We try and engage with our customers at an authentic and personal level. Given that we’re a business that’s about personalisation that’s important to us. On Instagram the functionality is getting better and better there in terms of having a thread where we can have a conversation, so we continue to use it very much as a Q&A function.

We get a lot of questions about what bag is that? What colour is that? Where are those shoes from? So you use those opportunities to build a relationship with your customers.

IR: What are the differences between Facebook and Instagram from your perspective?

JH: You just have to try and leverage the functionality. From a Facebook perspective now we can tag our products in the feed, so we can include products in our posts and have that link directly back to the site.

I’m truly excited for the day that those beta tests on Instagram come to Australia because I’m seeing some of these brands in the US getting shoppable links and I think personally that will be pretty valuable to us in time.

Its about evolving your strategy as the functionality evolves and trying and testing new things.

We’ve been loving using the Facebook pages app on our phones recently because If you jump into a piece of content you can actually just invite everyone who likes that piece of content to like your page, its a good little trick and is quite a cost effective way of building new likes.

Instagram

IR: What does cross-over look like between the platforms?

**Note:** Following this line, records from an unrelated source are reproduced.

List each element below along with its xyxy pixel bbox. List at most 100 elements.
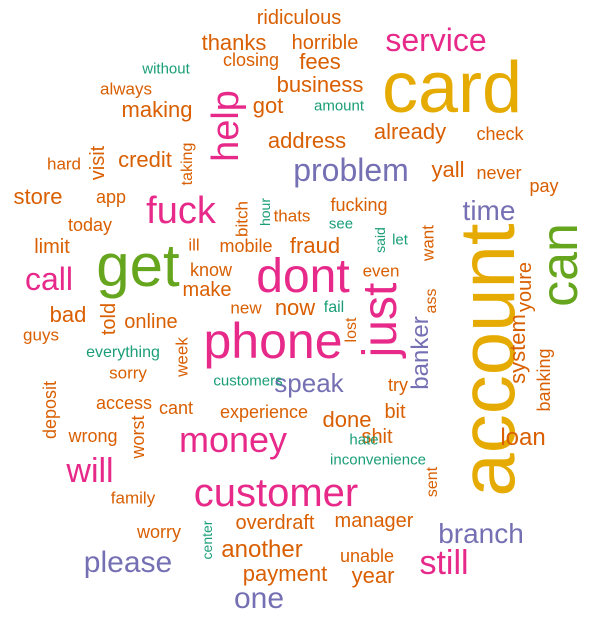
word-please: please	[83, 546, 173, 579]
word-family: family	[110, 488, 156, 508]
word-bitch: bitch	[232, 201, 252, 237]
word-bad: bad	[49, 302, 87, 327]
word-said: said	[372, 227, 388, 253]
word-dont: dont	[256, 250, 350, 303]
word-banker: banker	[407, 316, 434, 390]
word-still: still	[419, 544, 469, 582]
word-another: another	[221, 536, 303, 563]
word-making: making	[121, 97, 193, 122]
word-problem: problem	[293, 152, 409, 188]
word-loan: loan	[500, 424, 546, 451]
word-online: online	[124, 311, 178, 333]
word-customers: customers	[213, 372, 283, 390]
word-just: just	[354, 282, 407, 358]
word-system: system	[505, 314, 530, 384]
word-ass: ass	[423, 288, 440, 314]
word-week: week	[172, 337, 192, 377]
word-unable: unable	[339, 546, 395, 566]
word-app: app	[95, 187, 127, 207]
word-manager: manager	[334, 510, 414, 532]
word-check: check	[476, 124, 524, 144]
word-want: want	[418, 225, 438, 261]
word-try: try	[388, 375, 408, 395]
word-sent: sent	[424, 466, 441, 498]
word-hard: hard	[46, 154, 82, 174]
word-thats: thats	[273, 206, 311, 226]
word-access: access	[95, 393, 153, 413]
word-amount: amount	[313, 97, 365, 115]
word-address: address	[267, 128, 347, 153]
word-fucking: fucking	[330, 195, 388, 215]
word-fuck: fuck	[146, 190, 216, 232]
word-worst: worst	[128, 415, 148, 459]
word-call: call	[24, 261, 74, 297]
word-sorry: sorry	[109, 363, 147, 383]
word-mobile: mobile	[219, 236, 273, 256]
word-never: never	[476, 163, 522, 183]
word-bit: bit	[384, 401, 406, 423]
word-payment: payment	[242, 561, 328, 586]
word-overdraft: overdraft	[235, 512, 315, 534]
word-money: money	[178, 419, 288, 460]
word-ill: ill	[188, 235, 200, 255]
word-horrible: horrible	[291, 32, 359, 54]
word-visit: visit	[87, 145, 109, 181]
word-guys: guys	[23, 325, 59, 345]
word-card: card	[381, 48, 523, 128]
word-lost: lost	[343, 317, 360, 343]
word-thanks: thanks	[201, 30, 267, 55]
word-fraud: fraud	[289, 233, 341, 258]
word-help: help	[205, 90, 247, 162]
word-know: know	[189, 260, 233, 280]
word-inconvenience: inconvenience	[330, 451, 426, 469]
word-limit: limit	[34, 236, 70, 258]
word-speak: speak	[274, 368, 344, 398]
word-taking: taking	[179, 142, 196, 186]
word-time: time	[462, 195, 516, 226]
word-done: done	[322, 407, 372, 432]
word-told: told	[98, 302, 120, 336]
word-fees: fees	[299, 49, 341, 74]
word-fail: fail	[323, 299, 345, 316]
word-cant: cant	[158, 398, 194, 418]
word-make: make	[182, 279, 232, 301]
word-get: get	[96, 232, 180, 299]
word-one: one	[233, 582, 285, 615]
word-ridiculous: ridiculous	[256, 7, 342, 29]
word-new: new	[230, 298, 262, 318]
word-customer: customer	[193, 471, 359, 515]
word-center: center	[199, 520, 215, 560]
word-phone: phone	[203, 313, 343, 369]
word-already: already	[373, 119, 447, 144]
word-experience: experience	[219, 402, 309, 422]
word-hour: hour	[257, 197, 273, 227]
word-everything: everything	[86, 344, 160, 361]
word-always: always	[100, 79, 152, 99]
word-will: will	[66, 452, 114, 490]
word-even: even	[362, 261, 400, 281]
word-branch: branch	[438, 518, 524, 549]
word-can: can	[531, 223, 589, 307]
word-youre: youre	[514, 261, 536, 313]
word-worry: worry	[137, 522, 181, 542]
word-today: today	[67, 215, 113, 235]
word-got: got	[252, 93, 284, 118]
word-business: business	[276, 72, 364, 97]
word-now: now	[274, 295, 316, 320]
word-service: service	[385, 22, 487, 58]
word-wrong: wrong	[68, 426, 118, 446]
word-store: store	[13, 184, 63, 209]
word-let: let	[392, 231, 408, 249]
word-credit: credit	[118, 147, 172, 172]
word-hate: hate	[349, 431, 379, 449]
word-pay: pay	[529, 176, 559, 196]
word-year: year	[351, 563, 395, 588]
word-without: without	[142, 60, 190, 78]
word-deposit: deposit	[40, 380, 60, 440]
word-yall: yall	[431, 157, 465, 182]
word-see: see	[328, 215, 354, 233]
word-shit: shit	[361, 426, 393, 448]
word-closing: closing	[222, 50, 280, 70]
word-banking: banking	[534, 348, 554, 412]
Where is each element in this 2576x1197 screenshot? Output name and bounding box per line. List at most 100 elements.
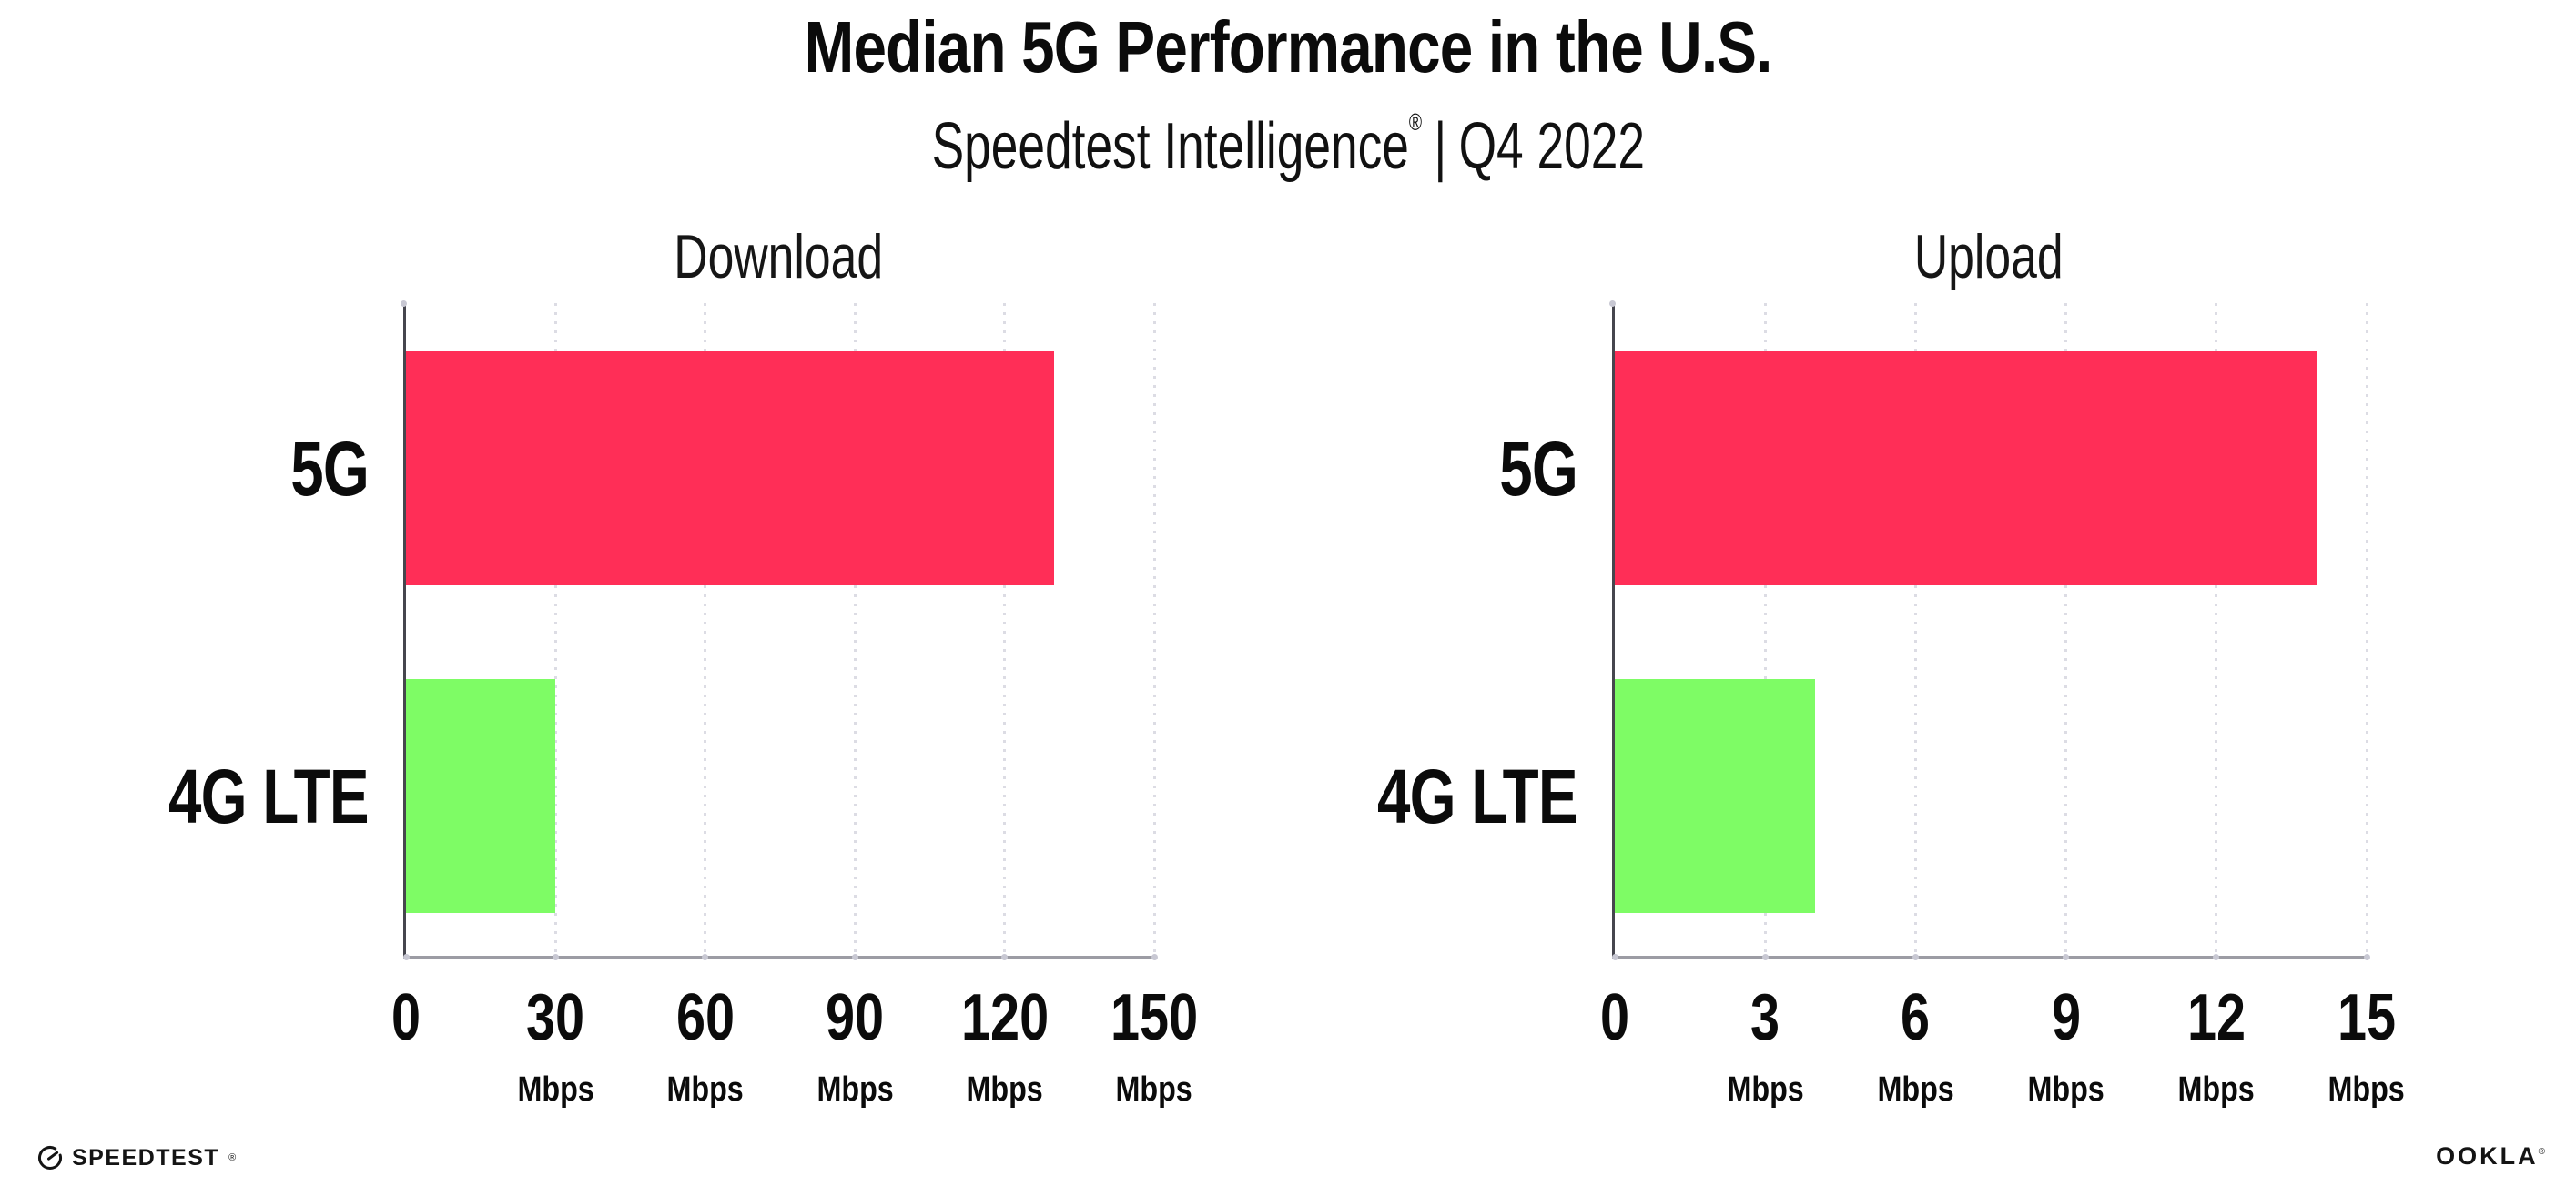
- gridline-30: [553, 303, 557, 956]
- bar-4g-lte: [1615, 679, 1816, 913]
- baseline-tick-dot: [402, 954, 410, 960]
- gridline-120: [1003, 303, 1007, 956]
- page-title: Median 5G Performance in the U.S.: [0, 5, 2576, 110]
- category-label-4g-lte: 4G LTE: [0, 753, 370, 857]
- x-tick-unit: Mbps: [1692, 1071, 1838, 1115]
- category-label-text: 4G LTE: [168, 753, 370, 839]
- category-label-4g-lte: 4G LTE: [1186, 758, 1578, 857]
- x-tick-unit-text: Mbps: [2177, 1070, 2255, 1109]
- x-tick-unit: Mbps: [782, 1071, 928, 1115]
- subtitle-brand: Speedtest Intelligence: [931, 110, 1409, 183]
- ookla-logo: OOKLA®: [2436, 1142, 2545, 1171]
- x-tick-value: 12: [2144, 985, 2289, 1069]
- x-tick-value: 60: [633, 985, 778, 1069]
- x-tick-value: 15: [2294, 985, 2439, 1069]
- x-tick-value: 9: [1993, 985, 2139, 1069]
- x-tick-unit-text: Mbps: [1115, 1070, 1193, 1109]
- upload-chart-title-text: Upload: [1914, 222, 2064, 291]
- x-tick-value-text: 60: [675, 981, 735, 1054]
- download-chart-title: Download: [369, 221, 1188, 309]
- gridline-15: [2365, 303, 2368, 956]
- x-tick-unit-text: Mbps: [966, 1070, 1043, 1109]
- category-label-text: 5G: [1499, 425, 1578, 512]
- baseline-tick-dot: [1001, 954, 1009, 960]
- x-tick-value: 3: [1692, 985, 1838, 1069]
- bar-5g: [1615, 351, 2317, 585]
- x-tick-value: 30: [482, 985, 628, 1069]
- page-subtitle-text: Speedtest Intelligence® | Q4 2022: [931, 84, 1644, 185]
- speedtest-logo-text: SPEEDTEST: [72, 1144, 220, 1171]
- x-tick-value-text: 90: [826, 981, 885, 1054]
- download-chart-plot: 0 30 Mbps 60 Mbps 90 Mbps 120 Mbps 150 Mbps 5G 4G LT…: [168, 299, 1198, 1108]
- baseline-tick-dot: [702, 954, 709, 960]
- x-tick-label: 60 Mbps: [633, 985, 778, 1115]
- page-title-text: Median 5G Performance in the U.S.: [804, 6, 1773, 87]
- x-tick-unit: Mbps: [633, 1071, 778, 1115]
- x-tick-unit-text: Mbps: [1877, 1070, 1954, 1109]
- x-tick-unit-text: Mbps: [666, 1070, 744, 1109]
- x-tick-value: 150: [1081, 985, 1227, 1069]
- baseline-tick-dot: [2213, 954, 2220, 960]
- x-tick-unit: Mbps: [1081, 1071, 1227, 1115]
- x-tick-label: 150 Mbps: [1081, 985, 1227, 1115]
- x-tick-label: 90 Mbps: [782, 985, 928, 1115]
- speedtest-gauge-icon: [38, 1146, 62, 1170]
- x-tick-label: 12 Mbps: [2144, 985, 2289, 1115]
- baseline-tick-dot: [1151, 954, 1158, 960]
- x-tick-value: 120: [932, 985, 1078, 1069]
- download-chart-title-text: Download: [674, 222, 883, 291]
- subtitle-period: Q4 2022: [1458, 110, 1645, 183]
- x-tick-unit-text: Mbps: [517, 1070, 594, 1109]
- gridline-6: [1913, 303, 1917, 956]
- x-tick-label: 6 Mbps: [1842, 985, 1988, 1115]
- subtitle-separator: |: [1434, 110, 1446, 183]
- ookla-registered-mark-icon: ®: [2538, 1147, 2545, 1157]
- x-tick-unit-text: Mbps: [1727, 1070, 1804, 1109]
- x-tick-value-text: 120: [960, 981, 1049, 1054]
- gridline-3: [1763, 303, 1767, 956]
- x-tick-value-text: 30: [526, 981, 585, 1054]
- x-tick-value-text: 12: [2186, 981, 2246, 1054]
- baseline-tick-dot: [851, 954, 858, 960]
- x-tick-value-text: 6: [1901, 981, 1931, 1054]
- x-tick-label: 30 Mbps: [482, 985, 628, 1115]
- x-tick-value-text: 150: [1110, 981, 1199, 1054]
- baseline-tick-dot: [1761, 954, 1769, 960]
- x-tick-label: 0: [1542, 985, 1688, 1069]
- x-tick-value: 90: [782, 985, 928, 1069]
- x-tick-unit: Mbps: [1842, 1071, 1988, 1115]
- x-tick-value: 0: [333, 985, 479, 1069]
- y-axis-top-dot: [1608, 299, 1616, 307]
- x-tick-unit: Mbps: [1993, 1071, 2139, 1115]
- x-tick-value-text: 0: [1599, 981, 1630, 1054]
- category-label-text: 5G: [290, 425, 370, 512]
- gridline-60: [704, 303, 707, 956]
- x-tick-label: 0: [333, 985, 479, 1069]
- x-tick-value-text: 15: [2337, 981, 2397, 1054]
- baseline-tick-dot: [2063, 954, 2070, 960]
- x-tick-value-text: 0: [390, 981, 421, 1054]
- gridline-9: [2064, 303, 2068, 956]
- x-tick-label: 15 Mbps: [2294, 985, 2439, 1115]
- baseline-tick-dot: [552, 954, 559, 960]
- upload-chart-plot: 0 3 Mbps 6 Mbps 9 Mbps 12 Mbps 15 Mbps 5G 4G LTE: [1377, 299, 2405, 1108]
- baseline-tick-dot: [1611, 954, 1618, 960]
- x-tick-label: 3 Mbps: [1692, 985, 1838, 1115]
- gridline-90: [853, 303, 857, 956]
- baseline-tick-dot: [1912, 954, 1919, 960]
- gridline-12: [2215, 303, 2218, 956]
- x-tick-label: 120 Mbps: [932, 985, 1078, 1115]
- gridline-150: [1152, 303, 1156, 956]
- x-tick-unit: Mbps: [932, 1071, 1078, 1115]
- x-tick-unit-text: Mbps: [816, 1070, 894, 1109]
- baseline-tick-dot: [2363, 954, 2370, 960]
- x-tick-unit: Mbps: [2144, 1071, 2289, 1115]
- x-tick-unit: Mbps: [482, 1071, 628, 1115]
- ookla-logo-text: OOKLA: [2436, 1142, 2539, 1170]
- x-tick-value-text: 3: [1750, 981, 1780, 1054]
- category-label-5g: 5G: [1186, 425, 1578, 530]
- bar-4g-lte: [406, 679, 556, 913]
- x-tick-label: 9 Mbps: [1993, 985, 2139, 1115]
- x-tick-value: 0: [1542, 985, 1688, 1069]
- x-tick-unit: Mbps: [2294, 1071, 2439, 1115]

JH: Where we’ve seen a lot of success in the last two months since it was released is around those new options such as re-targeting people who have been on Facebook, but have engaged with your Instagram profile. Those are the sorts of crossovers that we’ve found to be quiet useful and lucrative.

Then of course building those out to someone who has purchased and building it out further to create a look-a-like of those audiences has been something that’s been of benefit to us.

IR: There’s been a big conversation about organic versus paid social media spend and how that should be navigated by retailers, what are your thoughts there in terms of when Mon Purse will use one rather than the other, vice versa?

JH: We don’t really look at it that differently, I think you have to look at what objective you want to take from the creative and what your purpose for that post, whether its a newsfeed post or whatever the content is. If you see that content is getting some engagement and is sticky then you should be putting some spend behind it.

That’s the bottom line in reality, we haven’t found that we’ve managed to crack the code and get that piece of content that does get that massive massive organic virality or anything like that – we’re working on a few ideas there, but at the end of the day you’ve got to pay for your eyeballs.